Une lettre envoyée par le directeur général adjoint chargé de l’agriculture à la Commission européenne et président du COI entre 2000 et 2001, Franco Milano, à Franz Fischler, qui était alors commissaire européen à l’agriculture, disait : « J’ai eu l’occasion de constater que le COI est une excellente organisation. Elle est efficace et bien structurée, et sous l’impulsion de M. Fausto Luchetti, elle est devenue une référence et s’est forgé une crédibilité sur la scène internationale. »

Franco Milano a été nommé par Fischler pour occuper le poste de président de l’IOOC pour la campagne 2000-2001 à Madrid, a expliqué Luchetti. « Il est venu s’informer de nos activités, a évalué des documents et des rapports, etc. C’était un grand professionnel et une personne extrêmement méticuleuse. À l’issue de son analyse, il a rédigé cette lettre-rapport, qui n’est qu’une des nombreuses reconnaissances de mon engagement et de mon professionnalisme. »

Parmi ceux qui se sont réjouis du verdict d’acquittement figurait Sara Baer-Sinnott, présidente d’Oldways, une organisation à but non lucratif dédiée à l’éducation alimentaire et nutritionnelle basée à Boston. « Fausto Luchetti, en sa qualité de directeur exécutif de l’IOOC, a joué un rôle essentiel dans la popularisation de l’huile d’olive extra vierge au sein de l’UE et en dehors des pays méditerranéens à partir du milieu des années 1980 », nous a-t-elle confié.

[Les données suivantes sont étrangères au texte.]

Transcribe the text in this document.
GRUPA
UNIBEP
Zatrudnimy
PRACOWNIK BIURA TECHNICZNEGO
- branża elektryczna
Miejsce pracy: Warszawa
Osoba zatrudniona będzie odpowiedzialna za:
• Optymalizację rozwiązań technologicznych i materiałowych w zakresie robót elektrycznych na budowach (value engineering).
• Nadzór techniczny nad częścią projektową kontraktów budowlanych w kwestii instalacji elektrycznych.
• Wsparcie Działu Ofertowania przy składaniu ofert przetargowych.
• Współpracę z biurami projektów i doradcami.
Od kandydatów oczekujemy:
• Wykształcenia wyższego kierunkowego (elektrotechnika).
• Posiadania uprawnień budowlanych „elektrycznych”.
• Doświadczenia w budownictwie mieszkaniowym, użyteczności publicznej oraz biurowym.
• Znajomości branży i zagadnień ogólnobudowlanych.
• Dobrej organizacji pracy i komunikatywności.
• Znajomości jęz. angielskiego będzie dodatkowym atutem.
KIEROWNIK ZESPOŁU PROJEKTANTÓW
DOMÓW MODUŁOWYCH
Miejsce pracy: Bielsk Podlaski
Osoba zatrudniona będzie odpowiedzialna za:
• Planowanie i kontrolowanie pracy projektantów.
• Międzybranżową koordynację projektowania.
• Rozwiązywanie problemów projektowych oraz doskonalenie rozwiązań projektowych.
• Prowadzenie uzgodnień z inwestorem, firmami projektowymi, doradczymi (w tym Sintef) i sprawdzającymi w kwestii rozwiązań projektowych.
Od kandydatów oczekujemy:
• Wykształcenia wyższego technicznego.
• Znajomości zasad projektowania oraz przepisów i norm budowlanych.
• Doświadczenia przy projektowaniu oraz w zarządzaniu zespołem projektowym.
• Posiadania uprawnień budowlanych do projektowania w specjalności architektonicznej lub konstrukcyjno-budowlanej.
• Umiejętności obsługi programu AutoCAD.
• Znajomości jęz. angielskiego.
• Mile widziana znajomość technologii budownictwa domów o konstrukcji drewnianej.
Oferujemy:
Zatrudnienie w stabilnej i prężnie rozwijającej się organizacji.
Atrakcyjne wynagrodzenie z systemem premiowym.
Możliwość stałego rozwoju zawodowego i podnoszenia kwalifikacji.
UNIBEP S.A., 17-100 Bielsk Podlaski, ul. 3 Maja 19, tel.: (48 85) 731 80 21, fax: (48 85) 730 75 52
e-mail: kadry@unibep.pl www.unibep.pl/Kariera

« Sous sa direction, l’IOOC (aujourd’hui IOC) s’est attaché à la fois à améliorer la qualité de la production d’huile d’olive et à sensibiliser les consommateurs du monde entier aux bienfaits pour la santé, au goût exceptionnel et aux utilisations pratiques de l’huile d’olive extra vierge. »

« Il avait compris qu’il ne suffisait pas de simplement promouvoir le produit », a ajouté Mme Baer-Sinnott. « Il estimait au contraire qu’il était important que le message repose sur des bases scientifiques et s’inscrive dans le contexte du régime méditerranéen. Avec le soutien de l’IOOC, Oldways et la Harvard School of Public Health ont organisé la première conférence sur les régimes méditerranéens et ont présenté la pyramide alimentaire méditerranéenne en 1993. »

Baer-Sinnott a déclaré qu’Oldways et plusieurs autres organisations avaient continué à collaborer avec Luchetti et l’IOOC pour sensibiliser les consommateurs au régime méditerranéen et à l’huile d’olive extra vierge. « Ce travail se poursuit aujourd’hui et constitue l’héritage de Fausto Luchetti – une chose pour laquelle nous devrions tous lui être très reconnaissants », a conclu Baer-Sinnott.